The practice’s scheme, for client Prime Investors Capital, follows approvals in 2013 and 2014 for proposals paving the way for the landmark building – most recently used to house Cabinet Office staff – to become a luxury hotel with a separate private members club and up to four flats.
Proposals just lodged with Westminster council seek consent for internal and external alterations, including the excavation of additional basements to the south west of Aston Webb’s building, which was completed in 1911.
Documents supporting the application said the latest application essentially covered the joining of two basements to the west of Admiralty Arch, outside of the main building’s footprint, on the St James’s Park side.
One said “unrecorded major subterranean services” had been discovered on the Trafalgar Square side of the site, restricting the already consented scheme’s basement perimeter and causing the loss of 287sq m of space. It said the latest proposals would deliver 767sq m of new basement space – a net addition of 480sq m.

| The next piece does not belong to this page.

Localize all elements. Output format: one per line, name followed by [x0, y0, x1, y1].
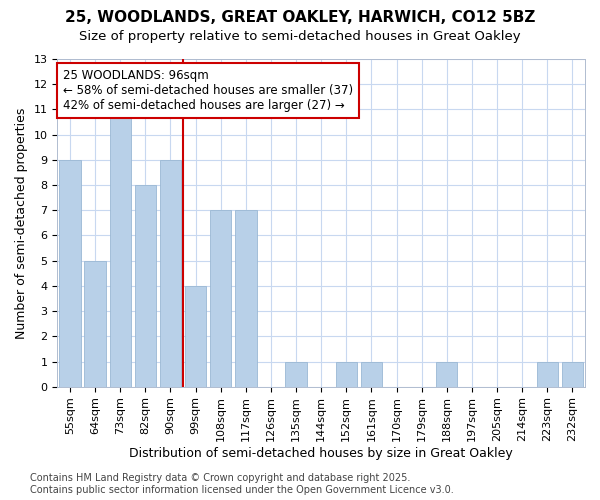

“The facilities required by the hotel – such as ballroom, swimming pool and spa – need open-plan floorplates in order to be able to function properly,” a planning statement supporting the application said.
The document, produced by property consultant Savills, said it was “not possible” to locate those facilities in the building itself.
“The necessary opening up and removal of plan form would detrimentally harm the character and special interest of the listed building,” it said.
Planning documents added that the “ethos” underpinning the internal changes proposed for Admiralty Arch was the “removal of unsympathetic and intrusive later alterations and enhancement and restoration throughout” to deliver an “exceptionally high quality” luxury hotel.
They added that a public art strategy was being devised to complete Aston Webb’s original design for relief sculptures on the building’s Trafalgar Square façade and that consideration was also being given to further ornamental railings and gates along New Road.
“The strategy for public art will enhance the building and its setting, and it is considered that detailed proposals can be provided at a later date under a condition or planning obligation,” the documents said.
Westminster council is aiming to determine the amended proposals by the end of September.